Fajar menghela napas, menatap Rendra dengan tatapan yang sulit ditebak. "Rendra, ini bukan hanya soal dirimu. Ini soal keluarga, soal harga diri kita. Kau tahu, bukan hanya Paman yang akan merasa kecewa. Seluruh keluarga besar akan merasa dikhianati oleh keputusanmu.”
Rendra hanya menatapnya, mencoba menahan rasa sakit yang terasa menghimpit di dadanya.
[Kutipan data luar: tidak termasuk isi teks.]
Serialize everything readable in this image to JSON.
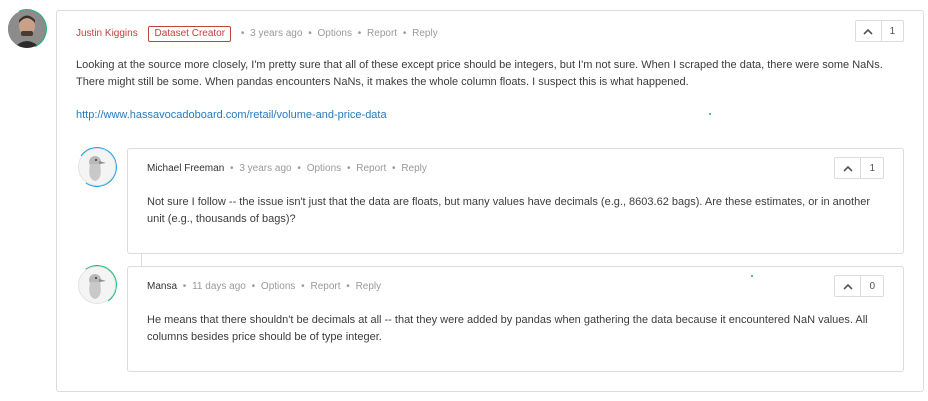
{
  "comments": [
    {
      "author": "Justin Kiggins",
      "badge": "Dataset Creator",
      "time": "3 years ago",
      "options": "Options",
      "report": "Report",
      "reply": "Reply",
      "votes": "1",
      "body": "Looking at the source more closely, I'm pretty sure that all of these except price should be integers, but I'm not sure. When I scraped the data, there were some NaNs. There might still be some. When pandas encounters NaNs, it makes the whole column floats. I suspect this is what happened.",
      "link": "http://www.hassavocadoboard.com/retail/volume-and-price-data"
    },
    {
      "author": "Michael Freeman",
      "time": "3 years ago",
      "options": "Options",
      "report": "Report",
      "reply": "Reply",
      "votes": "1",
      "body": "Not sure I follow -- the issue isn't just that the data are floats, but many values have decimals (e.g., 8603.62 bags). Are these estimates, or in another unit (e.g., thousands of bags)?"
    },
    {
      "author": "Mansa",
      "time": "11 days ago",
      "options": "Options",
      "report": "Report",
      "reply": "Reply",
      "votes": "0",
      "body": "He means that there shouldn't be decimals at all -- that they were added by pandas when gathering the data because it encountered NaN values. All columns besides price should be of type integer."
    }
  ],
  "separator": "•",
  "icons": {
    "upvote": "chevron-up-icon"
  },
  "colors": {
    "author_red": "#c2423c",
    "link": "#2a7ab9",
    "ring_green": "#20b87a",
    "ring_blue": "#1aa3e8"
  }
}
Meski ia berusaha kuat, kata-kata Fajar tetap terasa menyayat, seperti pisau tajam yang menusuk harga dirinya.
Ia tahu bahwa keputusannya untuk memperjuangkan cinta dengan Arum tak akan mudah diterima oleh keluarganya, namun ia juga tahu bahwa mengikuti rencana pernikahan yang tak diinginkannya akan menghancurkan kebahagiaannya.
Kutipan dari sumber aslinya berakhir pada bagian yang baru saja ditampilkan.